“Do you call it fine, Herr Consul?” Senator Langhals spoke with some heat. “I am not a merchant; but to speak frankly—well, I think this civic oath business has become little short of a farce: everybody makes light of it, and the State pockets the loss. One hears things that are simply scandalous. I am convinced that our entry into the Customs Union, so far as the Senate is concerned—”

Herr Köppen flung down his cue. “Then there will be a conflick,” he said heatedly, forgetting to be careful with his pronunciation. “I know what I’m sayin’—God help you, but you don’t know what you’re talkin’ about, beggin’ your pardon.”

Well, thank goodness! thought the rest of the company, as Jean Jacques entered at this point. He and Pastor Wunderlich came together, arm in arm, two cheerful, unaffected old men from another and less troubled age.

“Here, my friends,” he began. “I have something for you: a little rhymed epigram from the French.”

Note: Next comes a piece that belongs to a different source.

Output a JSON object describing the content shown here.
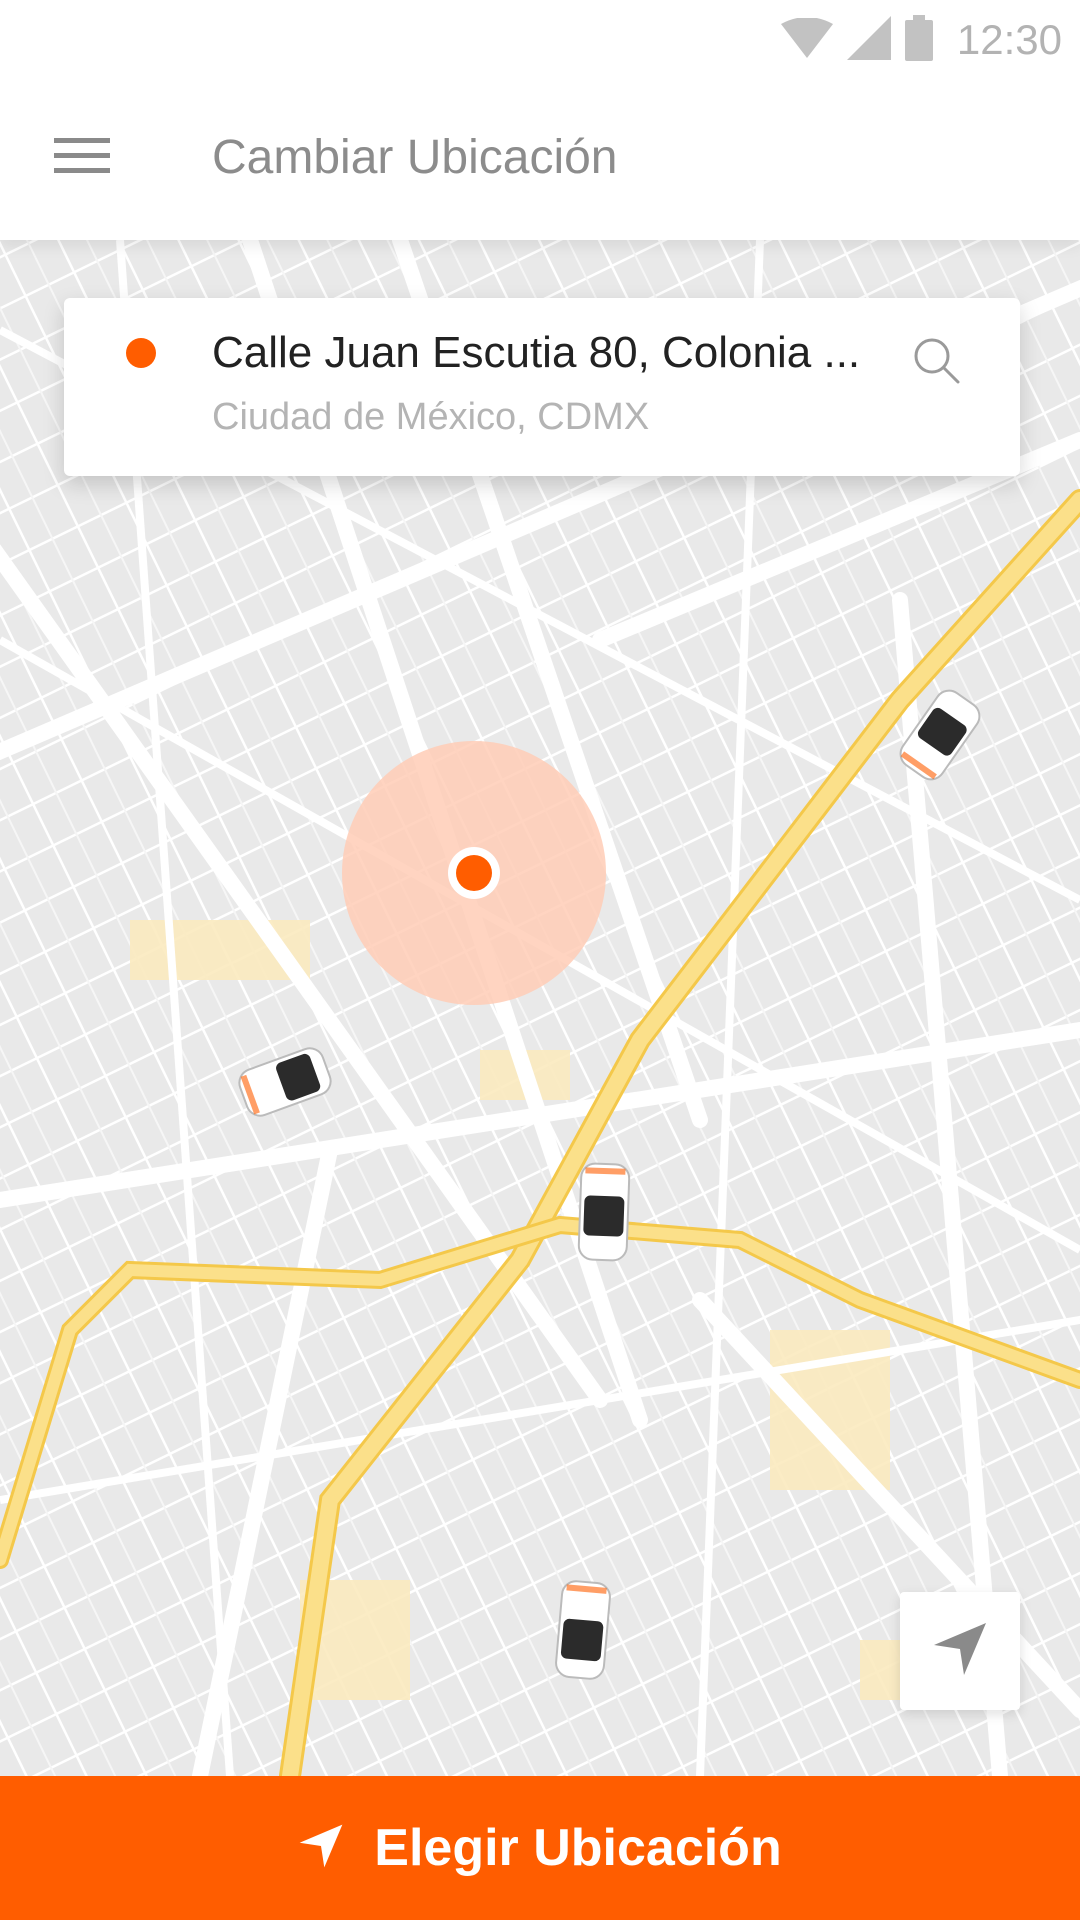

He sat down comfortably opposite the billiard-players, who leaned upon their cues across the tables. Drawing a paper from his pocket and laying his long finger with the signet ring to the side of his pointed nose, he read aloud, with a mock-heroic intonation:

“When the Maréchal Saxe and the proud Pompadour

Were driving out gaily in gilt coach and four,

Frelon spied the pair: ‘Oh, see them,’ he cried:

‘The sword of our king—and his sheath, side by side.’”

Herr Köppen looked disconcerted for a minute. Then he dropped the “conflick” where it was and joined in the hearty laughter that echoed to the ceiling of the billiard-room. Pastor Wunderlich withdrew to the window, but the movement of his shoulders betrayed that he was chuckling to himself.